Войдя в камеру, он притворил за собой грязно-желтую дверь с прорезанным в ней глазком и сказал:

— Имейте в виду, господин Дзержинский, — то, что здесь будет сказано, не просочится за эти стены... Вы, конечно, не знаете, что заочно мы знакомы с вами очень давно. Еще с Ковно... Скажите, не разуверились вы в своих убеждениях?

— Нет.

— А пора бы! Который раз попадаете в тюрьму?

— Вам лучше знать, — ответил Феликс. — Что вам от меня угодно?

— Нет, нет, — ротмистр замахал руками. — Не считайте это допросом, господин Дзержинский. Я приехал в цитадель по своим делам, дай, думаю, полюбопытствую. Вот и зашел... Не стану скрывать, была у меня мыслишка: если, думал, вы как-то разочаровались в своих убеждениях — тюрьмы да ссылки кого не доконают, — может, пошли бы к нам на службу...

Феликс ощутил, будто в голове вспыхнуло пламя, больно закололо в глазницах — так зарождался в нем гнев, необузданный, неукротимый. Но усилием воли сдержался. Ответил спокойно:

— Скажите, господин ротмистр, вы никогда не слышали голоса собственной совести, которая подсказала бы вам, что вы делаете дурное, грязное дело? — Он перешел на шепот и, устремив глаза в лицо жандармского офицера, выдохнул: — А теперь уходите, пока я не разбил вам голову табуреткой!

Лицо заключенного было так страшно, так пылали его глаза, что ротмистр мгновенно исчез за дверью.

Дня два Дзержинского не тревожили, затем вызвали с утра в тюремную канцелярию. С ним вежливо, как ни в чем не бывало, поздоровался все тот же жандармский ротмистр, спросил, как он себя чувствует. Потом сообщил, что дело господина Дзержинского изъято из судебной палаты и передано в военный суд. Уверял, что это даже лучше, потому что военные суды выносят более мягкие приговоры. Ротмистр спросил, есть ли у Дзержинского книги, доволен ли он питанием, имеются ли какие жалобы, и заключил разговор шуткой:

— Поверьте, господин Дзержинский, будь моя власть, я бы не только выдавал книги — разные бы пиесы показывал заключенным, тюремный театр завел...

Потом ротмистр снова завел разговор о службе в полиции.

В тот день Дзержинский записал в своем дневнике:

«...Я почувствовал на себе грязь, человеческую грязь... Зло, словно раскаленными железными клещами, рвет и жжет живое тело человека, ослепляет его, наполняя каждый атом ужасной болью».

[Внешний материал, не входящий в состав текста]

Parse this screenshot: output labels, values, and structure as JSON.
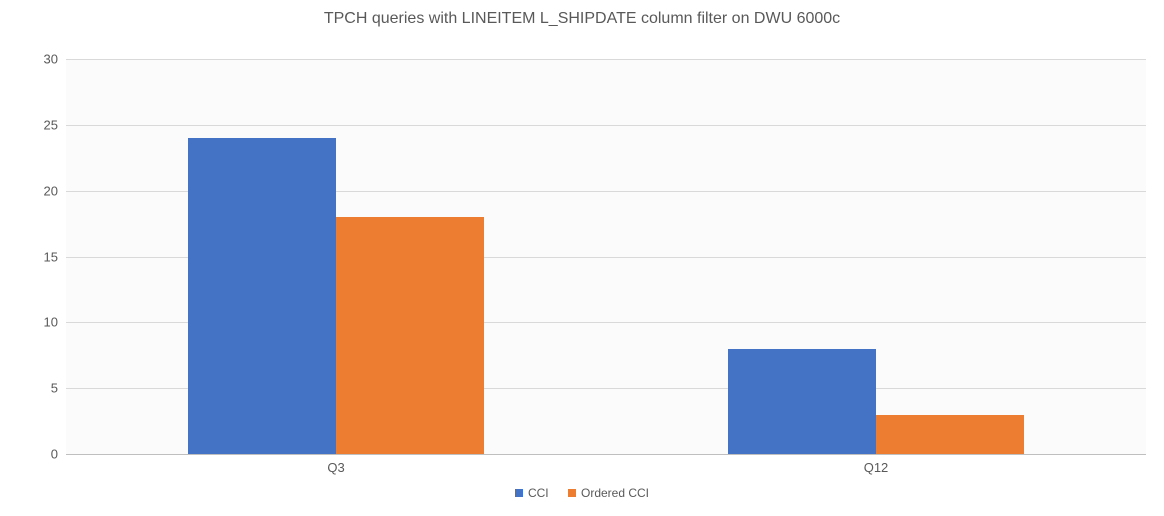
{
  "chart_data": {
    "type": "bar",
    "title": "TPCH queries with LINEITEM L_SHIPDATE column filter on DWU 6000c",
    "xlabel": "",
    "ylabel": "",
    "ylim": [
      0,
      30
    ],
    "yticks": [
      0,
      5,
      10,
      15,
      20,
      25,
      30
    ],
    "categories": [
      "Q3",
      "Q12"
    ],
    "series": [
      {
        "name": "CCI",
        "color": "#4472C4",
        "values": [
          24,
          8
        ]
      },
      {
        "name": "Ordered CCI",
        "color": "#ED7D31",
        "values": [
          18,
          3
        ]
      }
    ],
    "legend_position": "bottom",
    "grid": true
  }
}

Боль не унималась, хотя жандармы оставили Феликса в покое. Однажды он обнаружил на стене, которая всегда оставалась в тени, едва заметную запись химическим карандашом. Она принадлежала прежнему обитателю камеры, приговоренному к смерти.

«Иосиф Куницкий, арестованный вместе с женой на улице в городе Вильно 6 июня 1907 года, приговоренный в Сувалках виленским военным судом к смертной казни за убийство шпиона и за принадлежность к боевой организации литовской социал-демократии, привезенный в Варшаву 19 февраля 1908 года для приведения приговора в исполнение. Пишу 3 марта 1908 года».